These days, an abandoned construction site is usually the result of a cash-strapped developer. But sadly, construction ground to a halt on Laurence Place, a 55-and-older senior community 30 miles west of Boston in Northborough, Mass., when developer John Benedetti of Grist Mill died. Only five of the 30 planned attached townhouse-style condo units were partly completed. About a year later, a new team stepped in and decided that the bucolic site needed to appeal to a broader audience.

“Developers [in general] like building for that older niche since it has little impact on schools, but so many developments of that kind are built [in the vicinity] that there wasn’t the demographic to support it,” says Rob Harrington, a managing partner of Nexum Group, a Framingham, Mass.-based development company.

He and partners at B&B Land Corp., a development firm in nearby Natick, Mass., formed the Fresh Look team and convinced the town of Northborough to lift the 55–and-over age restriction.

“Timing is everything,” says town planner Kathy Joubert. “The planning board had to decide whether to let the site sit vacant and wait for the senior market to return or go with a new plan. The board decided if the developer limited bedrooms per condo to two, it wouldn’t negatively impact schools.”

The team renamed the project Laurence Falls because of the site’s two waterfalls and made the new target audience buyers of any age who would want units with garages, basements, and a location close to town.

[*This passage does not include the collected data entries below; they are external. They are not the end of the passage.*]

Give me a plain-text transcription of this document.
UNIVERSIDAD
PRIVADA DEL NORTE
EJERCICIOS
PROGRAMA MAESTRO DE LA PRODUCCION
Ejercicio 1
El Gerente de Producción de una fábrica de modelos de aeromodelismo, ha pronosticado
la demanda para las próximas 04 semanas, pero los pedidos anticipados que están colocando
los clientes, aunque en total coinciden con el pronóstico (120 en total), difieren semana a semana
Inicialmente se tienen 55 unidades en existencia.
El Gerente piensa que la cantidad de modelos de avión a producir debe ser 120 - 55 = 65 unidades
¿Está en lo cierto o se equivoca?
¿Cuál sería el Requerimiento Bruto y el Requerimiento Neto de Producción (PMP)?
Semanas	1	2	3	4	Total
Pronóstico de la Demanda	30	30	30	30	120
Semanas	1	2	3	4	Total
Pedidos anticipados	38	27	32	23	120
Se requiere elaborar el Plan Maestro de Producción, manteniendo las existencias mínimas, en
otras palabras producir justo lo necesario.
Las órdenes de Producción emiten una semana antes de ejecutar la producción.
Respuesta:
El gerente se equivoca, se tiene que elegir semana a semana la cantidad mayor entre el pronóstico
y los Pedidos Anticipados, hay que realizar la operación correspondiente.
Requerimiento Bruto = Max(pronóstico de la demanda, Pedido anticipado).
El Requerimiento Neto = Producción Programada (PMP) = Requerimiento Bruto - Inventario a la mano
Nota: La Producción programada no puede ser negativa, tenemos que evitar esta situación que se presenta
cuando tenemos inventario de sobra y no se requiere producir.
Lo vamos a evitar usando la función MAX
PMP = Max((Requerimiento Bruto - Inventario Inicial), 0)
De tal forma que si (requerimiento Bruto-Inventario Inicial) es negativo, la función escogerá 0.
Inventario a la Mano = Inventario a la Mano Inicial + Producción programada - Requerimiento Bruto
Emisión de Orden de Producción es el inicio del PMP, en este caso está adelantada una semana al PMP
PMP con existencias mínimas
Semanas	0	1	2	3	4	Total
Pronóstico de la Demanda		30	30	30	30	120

Instead of following the original plan for 2,700-square-foot attached units, the redesign includes smaller detached and duplex homes. “We realized the current market wants smaller homes,” says Peter Burke, president of B&B Land Corp. “Doing so also preserved more of the site’s brooks, ponds, and waterfalls.”

The original five units have been completed and are selling for $499,000. The remaining units, ranging between 2,000 and 2,200 square feet, are under construction and will be finished early next year, priced in the low- to mid-$400,000s.